Siddhartha Gautama wird im Buddhismus Buddha genannt. Das Wort bezeichnet den Erwachten. Vesakh verbindet drei Stationen seines Lebens in einem Fest:
- Geburt: Die Gläubigen erinnern an die Geburt Siddhartha Gautamas.
- Erleuchtung: Siddhartha erlangte nach buddhistischer Überlieferung unter einem Feigenbaum das Erwachen. Damit ist die Einsicht in einen Weg zur inneren Freiheit und zur Überwindung des Leidens gemeint.

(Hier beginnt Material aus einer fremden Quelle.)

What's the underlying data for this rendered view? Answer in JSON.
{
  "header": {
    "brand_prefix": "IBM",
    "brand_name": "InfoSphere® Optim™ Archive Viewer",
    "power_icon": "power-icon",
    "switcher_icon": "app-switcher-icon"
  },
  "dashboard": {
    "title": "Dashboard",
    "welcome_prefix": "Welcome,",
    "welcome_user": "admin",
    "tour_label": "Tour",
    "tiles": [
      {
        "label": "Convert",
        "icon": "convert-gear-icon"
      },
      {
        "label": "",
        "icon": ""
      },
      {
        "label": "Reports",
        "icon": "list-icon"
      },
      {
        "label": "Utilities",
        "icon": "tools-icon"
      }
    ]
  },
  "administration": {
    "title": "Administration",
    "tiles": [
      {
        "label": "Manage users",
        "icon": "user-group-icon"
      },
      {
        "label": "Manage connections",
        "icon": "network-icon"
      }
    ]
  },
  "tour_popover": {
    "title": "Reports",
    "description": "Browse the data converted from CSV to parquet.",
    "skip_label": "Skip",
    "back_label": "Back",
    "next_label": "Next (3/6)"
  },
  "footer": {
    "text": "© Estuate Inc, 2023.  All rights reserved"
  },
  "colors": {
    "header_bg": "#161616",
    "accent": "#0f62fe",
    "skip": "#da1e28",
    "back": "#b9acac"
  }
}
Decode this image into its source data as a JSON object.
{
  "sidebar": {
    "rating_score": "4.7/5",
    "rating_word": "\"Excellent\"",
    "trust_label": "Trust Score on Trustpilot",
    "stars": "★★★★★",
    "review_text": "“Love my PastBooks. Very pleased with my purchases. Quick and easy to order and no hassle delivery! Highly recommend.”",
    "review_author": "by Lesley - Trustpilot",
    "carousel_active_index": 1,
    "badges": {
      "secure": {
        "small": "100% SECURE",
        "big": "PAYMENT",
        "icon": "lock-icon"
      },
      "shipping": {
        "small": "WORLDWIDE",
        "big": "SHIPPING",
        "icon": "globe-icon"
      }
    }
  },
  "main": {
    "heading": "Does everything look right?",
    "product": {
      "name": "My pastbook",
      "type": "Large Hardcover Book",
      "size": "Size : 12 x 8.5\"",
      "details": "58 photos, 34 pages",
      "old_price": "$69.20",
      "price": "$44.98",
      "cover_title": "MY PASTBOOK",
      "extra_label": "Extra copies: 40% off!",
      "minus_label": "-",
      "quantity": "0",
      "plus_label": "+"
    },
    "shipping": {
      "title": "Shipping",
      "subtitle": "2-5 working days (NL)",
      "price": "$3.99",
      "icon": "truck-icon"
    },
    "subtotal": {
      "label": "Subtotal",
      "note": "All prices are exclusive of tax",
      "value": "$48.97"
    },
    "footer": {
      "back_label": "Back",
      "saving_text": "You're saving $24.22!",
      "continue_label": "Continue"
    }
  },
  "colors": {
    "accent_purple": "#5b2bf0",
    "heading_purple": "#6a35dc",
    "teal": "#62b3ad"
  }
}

- Parinirvana: Die Erinnerung an seinen Tod ist mit dem endgültigen Eingang ins Nirwana verbunden. Nirwana bezeichnet in der buddhistischen Lehre die vollständige Aufhebung des Leidens und das Verlassen des Kreislaufs der Wiedergeburten.
Vesakh
Vesakh, auch Wesak oder Buddha-Tag genannt, ist ein buddhistisches Fest zur Erinnerung an Geburt, Erleuchtung und Parinirvana Buddhas.
Vesakh ist daher nicht einfach nur Buddhas Geburtstag. Die Verbindung aller drei Ereignisse macht den besonderen Umfang des Festes aus.
Erzählungen über Buddhas Geburt gehören zur religiösen Überlieferung. Dazu zählt die Geschichte, dass neun himmlische Drachen den neugeborenen Prinzen mit klarem Wasser begossen und sich Lotosblumen öffneten. Eine solche Erzählung drückt religiöse Bedeutung aus; sie ist kein historischer Nachweis.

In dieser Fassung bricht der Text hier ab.